Office of the Clerk of the House of Representatives

Agency overview
- Headquarters: Parliament Buildings, Wellington
- Employees: 100
- Annual budget: Total budget for 2019/20 Vote Office of the Clerk ▲$23,248,000
- Minister responsible: Gerry Brownlee, Speaker of the House of Representatives;
- Agency executives: David Wilson, Clerk of the House of Representatives; Suzanne Jones, Deputy Clerk of the House of Representatives;
- Website: www3.parliament.nz/en/footer/about-us/office-of-the-clerk

= Office of the Clerk of the House of Representatives =

The Office of the Clerk of the House of Representatives (Te Tari o te Manahautū o te Whare Māngai) is a New Zealand public sector organisation.

==Purpose==
The Office of the Clerk is the legislature’s secretariat. It provides specialist advice on procedure and parliamentary law and secretariat services to the House of Representatives. The Office of the Clerk is a politically independent organisation, providing services to Parliament, as distinct from services to the Government, and providing services to members in their parliamentary roles rather than in their party or electorate capacities.
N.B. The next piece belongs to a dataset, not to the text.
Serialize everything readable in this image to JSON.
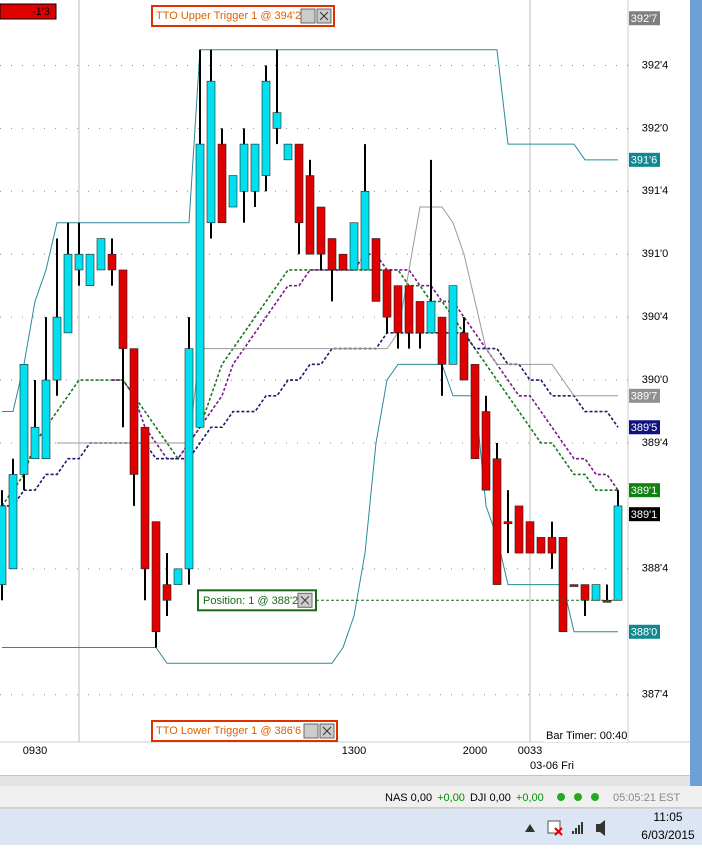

Although the Office of the Clerk’s primary client group is members of Parliament and its principal relationships are with the Speaker, with other presiding officers, and with committee chairs, it also deals with office holders such as the Leader of the House, party leaders, and party whips, and with members’ staff.

==Legislative provision==
The Office of the Clerk carries out the functions required under section 3 of the Clerk of the House of Representatives Act 1988, which provides that:
“The functions of the Clerk of the House of Representatives shall be—
(a) to note all proceedings of the House of Representatives and of any committee of the House:
(b) to carry out such duties and exercise such powers as may be conferred on the Clerk of the House of Representatives by law or by the Standing Orders and practice of the House of Representatives:
(c) to act as the principal officer of the Office of the Clerk of the House of Representatives and, in that capacity, to manage that office efficiently, effectively, and economically:
(d) to ensure that staff of the Office of the Clerk of the House of Representatives carry out their duties (including duties imposed on them by law or by the Standing Orders or practice of the House of Representatives) and maintain—
(i) proper standards of integrity and conduct; and
(ii) concern for the public interest:
(e) to be responsible, under the direction of the Speaker of the House of Representatives, for the official reporting of the proceedings of the House of Representatives and its committees.”